Ce que ces chiffres disent du potentiel : un bassin de travaux structuré autour de CA Montélimar Agglomération, environ 449 logements occupés par leur propriétaire, 222 diagnostics publiés pour 1 000 résidences principales. Ce volume ne préjuge d'aucune éligibilité individuelle : il indique seulement où se concentrent, à Marsanne, les situations où le scénario décrit sur cette page a le plus de chances d'être pertinent.
Le poids du parc collectif indique le nombre de bâtiments concernés par une procédure d'assemblée générale à Marsanne. On relève 128 diagnostics publiés par l'ADEME, 78 % de propriétaires occupants, 2.16 personne(s) par logement, en zone climatique H1c. Ces valeurs ne décident d'aucun projet à elles seules, mais elles fixent l'ordre de grandeur dans lequel un chiffrage à Marsanne est crédible.
Contexte urbain à Marsanne : 576 résidences principales pour 1 246 habitants. Sur un programme voté en assemblée générale, cela se traduit par des contraintes d'accès, d'occupation temporaire du domaine public et de livraison qui pèsent réellement sur le prix final.
L'écueil le plus coûteux reste un audit trop ancien au moment du dépôt du dossier. Sa reprise après coup coûte couramment 10 à 20 % du poste, soit 138 600 € à 277 200 € sur le chiffrage retenu à Marsanne — un montant qui n'est jamais couvert une seconde fois par l'aide, déjà consommée.
Le palier de classes se calcule avant de signer : à Marsanne, l'assiette double presque entre le scénario à deux classes (30 000 € HT) et celui à trois (40 000 € HT). Sur un poste de 1 386 000 € comme le programme collectif, cet écart justifie souvent d'ajouter un lot plutôt que de s'arrêter au minimum.
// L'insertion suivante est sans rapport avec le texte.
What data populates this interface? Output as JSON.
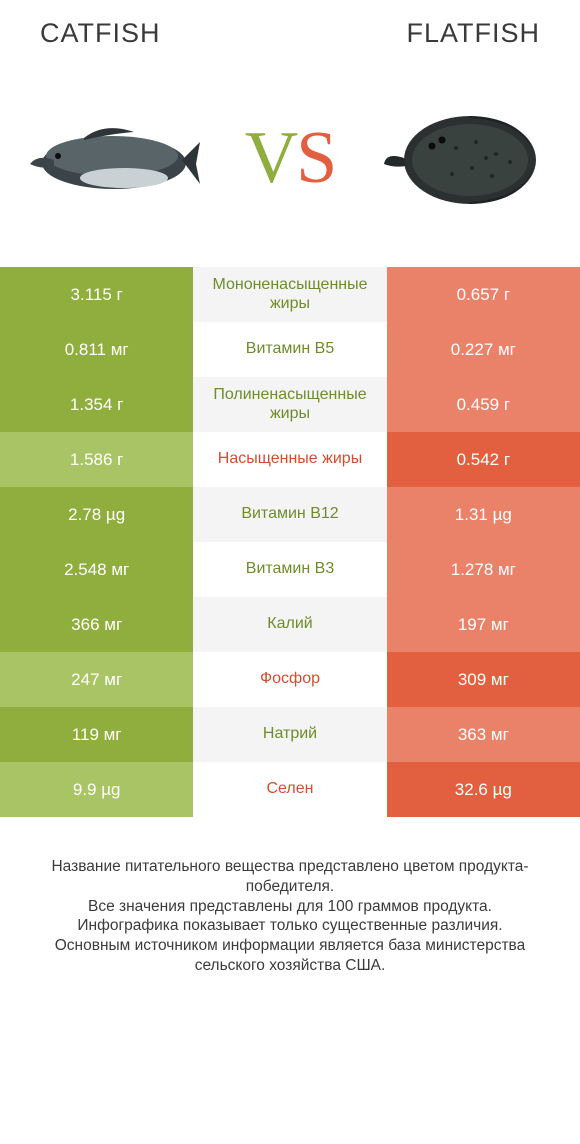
{
  "colors": {
    "left_win": "#8fae3d",
    "left_lose": "#a9c465",
    "right_win": "#e2603f",
    "right_lose": "#ea8269",
    "mid_green": "#6f8c2a",
    "mid_orange": "#d24e2e"
  },
  "header": {
    "left_title": "CATFISH",
    "right_title": "FLATFISH"
  },
  "hero": {
    "vs_v": "V",
    "vs_s": "S"
  },
  "rows": [
    {
      "left": "3.115 г",
      "mid": "Мононенасыщенные жиры",
      "right": "0.657 г",
      "winner": "left"
    },
    {
      "left": "0.811 мг",
      "mid": "Витамин B5",
      "right": "0.227 мг",
      "winner": "left"
    },
    {
      "left": "1.354 г",
      "mid": "Полиненасыщенные жиры",
      "right": "0.459 г",
      "winner": "left"
    },
    {
      "left": "1.586 г",
      "mid": "Насыщенные жиры",
      "right": "0.542 г",
      "winner": "right"
    },
    {
      "left": "2.78 µg",
      "mid": "Витамин B12",
      "right": "1.31 µg",
      "winner": "left"
    },
    {
      "left": "2.548 мг",
      "mid": "Витамин B3",
      "right": "1.278 мг",
      "winner": "left"
    },
    {
      "left": "366 мг",
      "mid": "Калий",
      "right": "197 мг",
      "winner": "left"
    },
    {
      "left": "247 мг",
      "mid": "Фосфор",
      "right": "309 мг",
      "winner": "right"
    },
    {
      "left": "119 мг",
      "mid": "Натрий",
      "right": "363 мг",
      "winner": "left"
    },
    {
      "left": "9.9 µg",
      "mid": "Селен",
      "right": "32.6 µg",
      "winner": "right"
    }
  ],
  "footer": {
    "line1": "Название питательного вещества представлено цветом продукта-победителя.",
    "line2": "Все значения представлены для 100 граммов продукта.",
    "line3": "Инфографика показывает только существенные различия.",
    "line4": "Основным источником информации является база министерства сельского хозяйства США."
  }
}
Amortissement à Marsanne : le poste de 1 386 000 € s'étale sur une vingtaine d'années d'usage, soit 69 300 € par an. Encore faut-il que un gain d'au moins 35 % de consommation conventionnelle reste vérifié après travaux, faute de quoi la performance se dégrade avant la fin de l'amortissement.
La densité de diagnostics renseigne sur la maturité du marché : 128 DPE publiés par l'ADEME à Marsanne, soit 222 pour 1 000 résidences principales. Un tel volume conditionne les délais de un maître d'œuvre mandaté par le syndicat, dont l'intervention sur un programme voté en assemblée générale dure dix-huit à trente mois, études comprises.
Pourquoi la même solution ne se classe pas au même rang partout : à Marsanne relève de la zone H1c, dont la base conventionnelle atteint 250 kWh/m²/an. Le temps de retour de un programme voté en assemblée générale s'en trouve mécaniquement raccourci par rapport aux zones plus douces.
Le critère à écrire noir sur blanc dans le devis pour un programme voté en assemblée générale à Marsanne est un gain d'au moins 35 % de consommation conventionnelle. Sans cette mention, ni l'aide ni le certificat d'économies d'énergie ne sont sécurisés, et le contrôle sur site peut conduire à un refus de versement du solde.